"Oooo, part-time clerk at Toys-R-Us! That sounds fun, daddy!!" |
I discovered
the secret to effective online communication before Mark Zuckerberg lost all
his milk teeth.
It was in
the mid-1990s and my new boss, Rick Berman, was not pleased with my progress in
generating media coverage of an economic study entitled, “Effects of Minimum
Wages on Teenage Employment, Enrollment and Idleness.” I just couldn’t seem to
craft a press release that made that topic interesting to reporters. Imagine
that.
Following
yet another of his increasingly menacing pep-threats, I locked myself in my
office, thought back to my days as a reporter at The Red Bank Register, and
tried to imagine what might make me pick up the phone and call the guy flacking
this report. Then I drew my “press release.”
It was a
mock-up of the faux resume of one “Les Likely,” an unremarkable teenager with a
spotty work history and a very poor command of the English language. I added a
coffee-cup ring stain in the corner and a red stenciled “REJECT” stamp in the
middle of it and had the graphics department lay out and print 150 copies. Then
I sent them to my media list with this short note attached: “Les Likely is
about to lose his job again. Give me a call and I’ll tell you why.”
And they
called. And I never wrote a traditional release again.
The lesson I
learned then—which I use to this day—is this: before delivering any message, I
must first determine exactly what it is about what I have to say that could
possibly be of interest to my audience.
And as
important as that lesson was in the 1990s, it is imperative today. You see, the
days of making declarations in your best Ted Baxter voice and expecting the
fish to bite are over. In fact, the more Ted Baxter-y you are the less likely
you are to connect with your audiences.
Of course,
there are inherent risks whenever you color outside the lines, but the benefits
of creativity
are worth the occasional ding, such as that time my laminated
dollar-bill plan got us on the front page of The Wall Street Journal, above the
fold. I’ll let them recount it, since they tell it best:
We were
intrigued by The Employment Policies Institute's latest cost-saving endeavor.

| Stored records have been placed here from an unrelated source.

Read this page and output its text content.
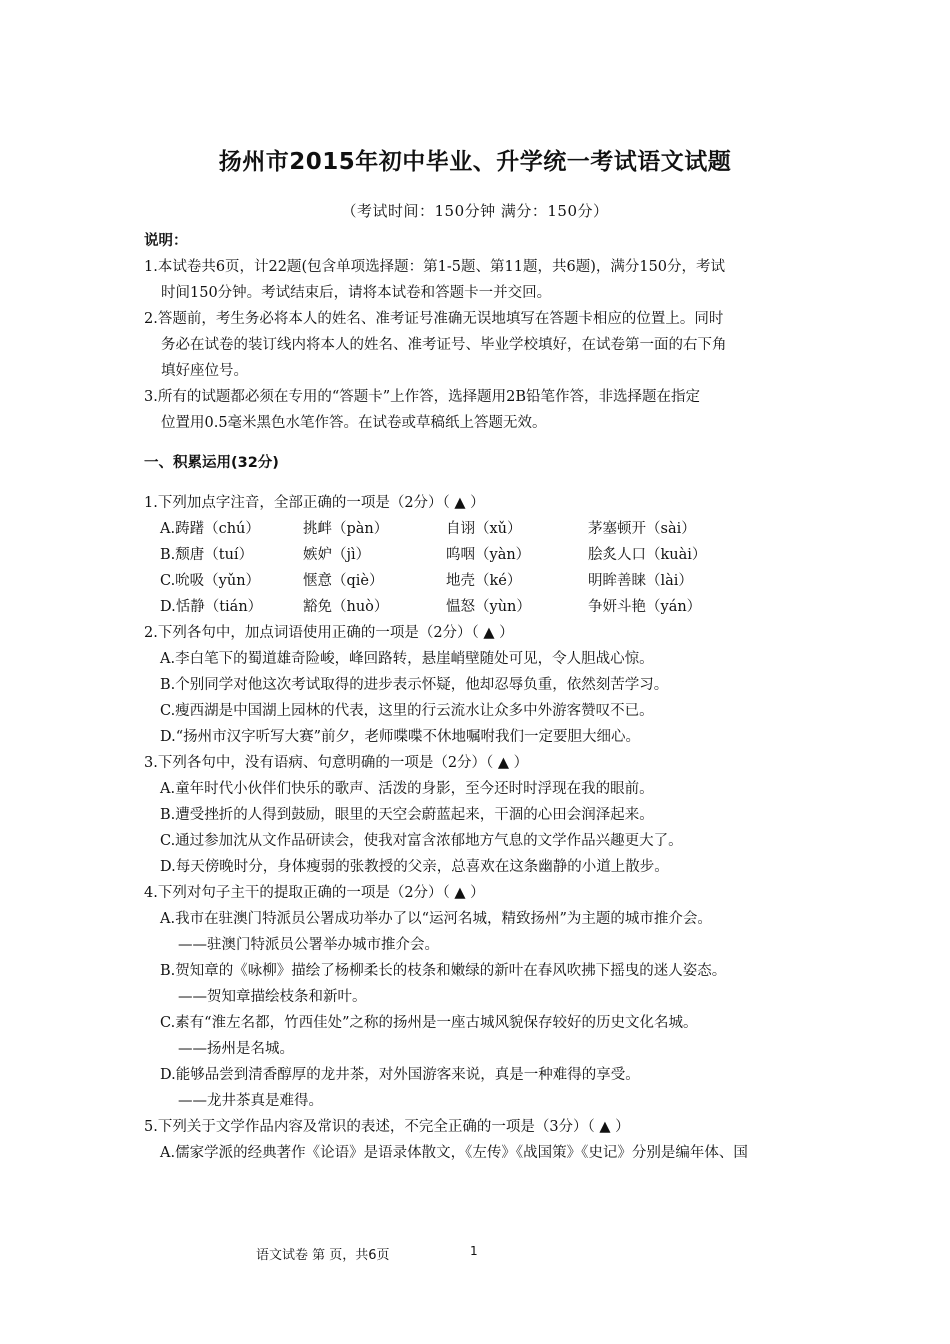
扬州市2015年初中毕业、升学统一考试语文试题
（考试时间：150分钟 满分：150分）
说明：
1.本试卷共6页，计22题(包含单项选择题：第1-5题、第11题，共6题)，满分150分，考试
时间150分钟。考试结束后，请将本试卷和答题卡一并交回。
2.答题前，考生务必将本人的姓名、准考证号准确无误地填写在答题卡相应的位置上。同时
务必在试卷的装订线内将本人的姓名、准考证号、毕业学校填好，在试卷第一面的右下角
填好座位号。
3.所有的试题都必须在专用的“答题卡”上作答，选择题用2B铅笔作答，非选择题在指定
位置用0.5毫米黑色水笔作答。在试卷或草稿纸上答题无效。
一、积累运用(32分)
1.下列加点字注音，全部正确的一项是（2分）（ ▲ ）
A.踌躇（chú）	挑衅（pàn）	自诩（xǔ）	茅塞顿开（sài）
B.颓唐（tuí）	嫉妒（jì）	呜咽（yàn）	脍炙人口（kuài）
C.吮吸（yǔn）	惬意（qiè）	地壳（ké）	明眸善睐（lài）
D.恬静（tián）	豁免（huò）	愠怒（yùn）	争妍斗艳（yán）
2.下列各句中，加点词语使用正确的一项是（2分）（ ▲ ）
A.李白笔下的蜀道雄奇险峻，峰回路转，悬崖峭壁随处可见，令人胆战心惊。
B.个别同学对他这次考试取得的进步表示怀疑，他却忍辱负重，依然刻苦学习。
C.瘦西湖是中国湖上园林的代表，这里的行云流水让众多中外游客赞叹不已。
D.“扬州市汉字听写大赛”前夕，老师喋喋不休地嘱咐我们一定要胆大细心。
3.下列各句中，没有语病、句意明确的一项是（2分）（ ▲ ）
A.童年时代小伙伴们快乐的歌声、活泼的身影，至今还时时浮现在我的眼前。
B.遭受挫折的人得到鼓励，眼里的天空会蔚蓝起来，干涸的心田会润泽起来。
C.通过参加沈从文作品研读会，使我对富含浓郁地方气息的文学作品兴趣更大了。
D.每天傍晚时分，身体瘦弱的张教授的父亲，总喜欢在这条幽静的小道上散步。
4.下列对句子主干的提取正确的一项是（2分）（ ▲ ）
A.我市在驻澳门特派员公署成功举办了以“运河名城，精致扬州”为主题的城市推介会。
——驻澳门特派员公署举办城市推介会。
B.贺知章的《咏柳》描绘了杨柳柔长的枝条和嫩绿的新叶在春风吹拂下摇曳的迷人姿态。
——贺知章描绘枝条和新叶。
C.素有“淮左名都，竹西佳处”之称的扬州是一座古城风貌保存较好的历史文化名城。
——扬州是名城。
D.能够品尝到清香醇厚的龙井茶，对外国游客来说，真是一种难得的享受。
——龙井茶真是难得。
5.下列关于文学作品内容及常识的表述，不完全正确的一项是（3分）（ ▲ ）
A.儒家学派的经典著作《论语》是语录体散文，《左传》《战国策》《史记》分别是编年体、国
语文试卷 第 页，共6页	1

To protest President Clinton's proposed minimum wage increase of $1 an hour,
the Washington, D.C., business-funded think tank mailed laminated $1 bills to
300 reporters at various news outlets. According to our calculations, the cost
of that little stunt could've furnished a minimum-wage earner with more than
two months of the boosted hourly rate.
It’s true
that my heart stopped beating briefly when I read the Journal that morning. But
that hit actually lit up the phones with calls from other reporters interested
in the study, demonstrating once again that any press is good press.